By turning the volume down on your criticism, people will be able to hear your legitimate criticism. By picking out a few things that are worthy of fighting, you may have an effect on the discussion.
8) Don’t Lose Your Sanity
In a piece I wrote last year called, “When It Comes To Donald Trump, I Hate Everyone,” I reserved special criticism for the more unhinged conservative critics of the candidate:
OK, you people really annoy me. Ace of Spades put it well when he said you are like a divorced man who is obsessed with his ex-wife. He thinks everything she does is awful, and he can’t stop talking about her to other people to try to get them to agree. Yes, Trump is crazy and awful. Granted. But screaming about it constantly makes you seem crazy, too. Meghan Keane Graham once wrote an essay about how a crazy man on the subway picked a fight with her. After a few stops, she realized that nobody on the subway car had witnessed the original altercation and that meant that nobody on the subway knew that he was crazy and she was not. It was even odds, at that point, which one was crazy. Maybe both were. That’s what you people remind me of all the time.
We are so far past this point now. A sad number of Trump critics have been broken by him. They can’t see straight. They tweet out over-the-top rhetoric against him. They react negatively to every single thing he says or does. They accuse him, as one prominent writer did recently, of committing incest with one of his daughters.
It’s okay to dislike Trump. It’s okay to really dislike him. But don’t let emotions cloud your judgment or turn you into an even worse version of the most extreme caricature of Trump.
9) Be Prepared to Like Something Trump Says or Does
In the same way that you had the moment when you sadly realized Trump was going to be president, you might have another moment when you realized you agree with him on something. Perhaps it’s his progressive positions on big government infrastructure spending or his social liberalism.
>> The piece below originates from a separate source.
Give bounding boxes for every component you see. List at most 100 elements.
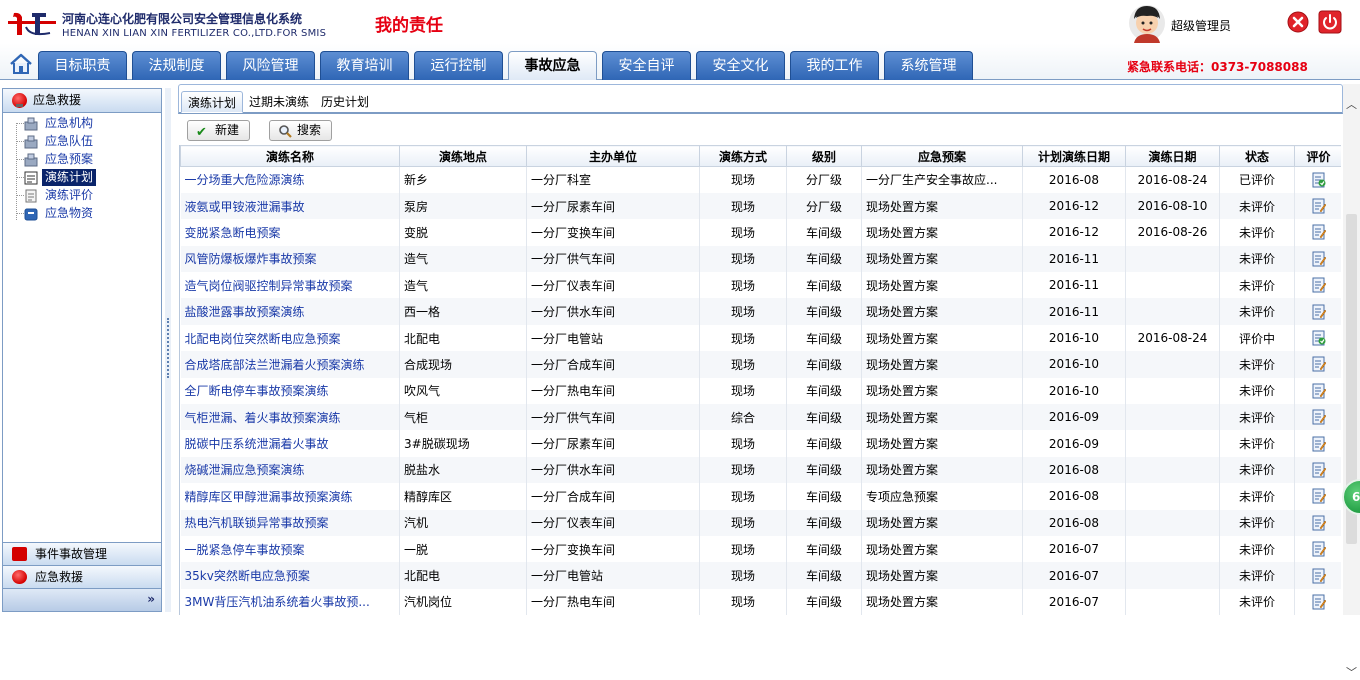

I actually agree with many of his policy positions, such as they are, but I never much cared for his tweeting, and tended to ignore it. But even I cheered when I read his “Fidel Castro is dead!” tweet and longer statement.
Agreeing with Trump when you consider it a point of pride to oppose him forever and ever can be discombobulating. But take a cue from people who didn’t like George W. Bush or Barack Obama’s policies in general but could appreciate something they did. An inability to find anything good in a fellow human being could be a sign that you’re taking politics too seriously or too stridently.
10) Let Trump Remind You Why Our Constitution Is So Great
The American system of governance acknowledges that flawed men seek and secure power. Yes, our founders hoped we might be virtuous and have virtuous leaders, but the checks placed on executives and the branches of government are designed around the reality that men have bad instincts and that power corrupts.
In the same way that the bad choices of 2016 should have provoked us all to care more about the higher things in life — faith, family, art, nature, and more — let political opponents who concern you remind you why our system of government is designed against unbridled power. Conservatives kept telling liberals that Obama was setting a dangerous precedent by accomplishing so much of his agenda through executive order. That warning wasn’t enough, but perhaps the reality of a Trump presidency will help liberals understand why our federal government shouldn’t be able to run roughshod over the states and why presidential power should be kept in check.
So there you have it — a few tips to help you step back from the brink and start accepting the reality that Trump was elected our next president. Feel free to use the few weeks before the inauguration to work through some of these ideas.